El desembarco llevaba el peso de la tradición. Frederik y Mary saludaron a todos los miembros de los jóvenes reclutas de la Guardia Real que habían servido a bordo del yate esa temporada, les dieron las gracias individualmente y les entregaron a cada uno una fotografía para conservar como recuerdo de su tiempo en el mar.
Mary se vistió para una despedida náutica, eligiendo un traje de falda blanca rematado con un broche en forma de ancla, una pieza elaborada en oro amarillo y engastada con diamantes. El broche es más que una decoración. Es un motivo favorito entre las mujeres de la familia real danesa, usado a lo largo de los años tanto por reina ingrid y reina margaritay también sirve como un silencioso gesto de respeto a la Marina Real Danesa, una de las instituciones más importantes para la seguridad del país.
Mary completó el look con tacones rosas y una colorida diadema con estampado floral, mientras que Frederik llegó con el uniforme de gala de almirante para zarpar hacia el puerto.
La pareja fue recibida en Nordre Toldbod por Nanna Westerby Jensen, directora de la autoridad portuaria By & Havn (a veces traducido en inglés como “City & Port”), y por el capitán del puerto. Christian Kopp Pedersen. Fue en ese momento, cuando llegaron a tierra, que un grupo de turistas australianos llamó la atención de Mary. La reina, nacida en Tasmania, hizo una pausa para saludar a sus compatriotas con una amplia sonrisa y les dijo: “Encantado de verlos”.
El Dannebrog es mucho más que un barco. Funciona como la residencia oficial de verano de la monarquía, un auténtico palacio flotante de 78,43 metros de largo, y lleva a la familia real cada año a lugares de vacaciones y visitas oficiales a lo largo y ancho de la costa de Dinamarca. También funciona como buque escuela para reclutas de la Armada y jóvenes marineros que realizan su instrucción militar.
Ahora acercándose a un siglo de servicio, el Dannebrog ha recorrido más de 800.000 millas náuticas y celebró su 90.º aniversario en 2022. La gira de este año, el tradicional crucero de la pareja por la costa báltica, se desarrolló del 1 al 4 de junio y hizo escala en los municipios de Odense, Norddjurs y Holbæk, junto con varios otros puertos daneses.

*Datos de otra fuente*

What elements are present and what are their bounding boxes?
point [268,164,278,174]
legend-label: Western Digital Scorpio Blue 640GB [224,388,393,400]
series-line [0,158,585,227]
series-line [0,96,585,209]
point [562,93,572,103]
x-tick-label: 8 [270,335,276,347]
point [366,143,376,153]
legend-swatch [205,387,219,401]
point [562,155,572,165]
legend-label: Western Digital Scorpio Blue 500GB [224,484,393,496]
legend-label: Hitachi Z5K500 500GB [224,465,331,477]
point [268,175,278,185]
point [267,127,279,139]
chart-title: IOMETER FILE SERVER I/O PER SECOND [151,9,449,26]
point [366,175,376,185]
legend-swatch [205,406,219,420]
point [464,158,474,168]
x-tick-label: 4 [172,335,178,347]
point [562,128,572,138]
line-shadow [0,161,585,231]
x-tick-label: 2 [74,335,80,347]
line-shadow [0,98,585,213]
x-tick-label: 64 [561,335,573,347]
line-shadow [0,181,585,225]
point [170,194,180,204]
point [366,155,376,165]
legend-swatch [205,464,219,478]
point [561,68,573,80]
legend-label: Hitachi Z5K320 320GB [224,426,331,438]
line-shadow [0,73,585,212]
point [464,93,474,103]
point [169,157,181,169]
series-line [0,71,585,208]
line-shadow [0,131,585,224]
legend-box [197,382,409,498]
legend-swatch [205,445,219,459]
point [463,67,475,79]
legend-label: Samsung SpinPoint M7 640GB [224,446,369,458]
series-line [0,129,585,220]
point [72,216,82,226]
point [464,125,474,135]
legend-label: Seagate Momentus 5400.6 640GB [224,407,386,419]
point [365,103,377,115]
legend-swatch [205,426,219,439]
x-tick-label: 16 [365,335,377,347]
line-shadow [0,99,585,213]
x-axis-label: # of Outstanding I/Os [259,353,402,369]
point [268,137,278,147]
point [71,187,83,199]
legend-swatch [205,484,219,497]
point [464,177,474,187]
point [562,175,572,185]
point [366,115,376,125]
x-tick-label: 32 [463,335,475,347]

El calendario 2026 del yate también lo llevó mucho más allá de sus aguas locales. A finales de abril, la familia real navegó hasta Estocolmo para asistir a las celebraciones del cumpleaños del rey Carlos XVI Gustavo de Suecia. Luego, la semana pasada, Dannebrog llevó a la pareja a Oslo para el funeral del rey Harald V.
La temporada concluyó anoche con la tradicional “cena de despedida”, un banquete oficial que el rey y la reina ofrecen a los oficiales del barco en el Palacio de Federico VIII, parte del complejo residencial real en Amalienborg en Copenhague. Se ha convertido en un elemento fijo del calendario, lo que le brinda al rey la oportunidad formal de agradecer a la tripulación militar por su servicio antes de que cierre oficialmente la temporada de navegación.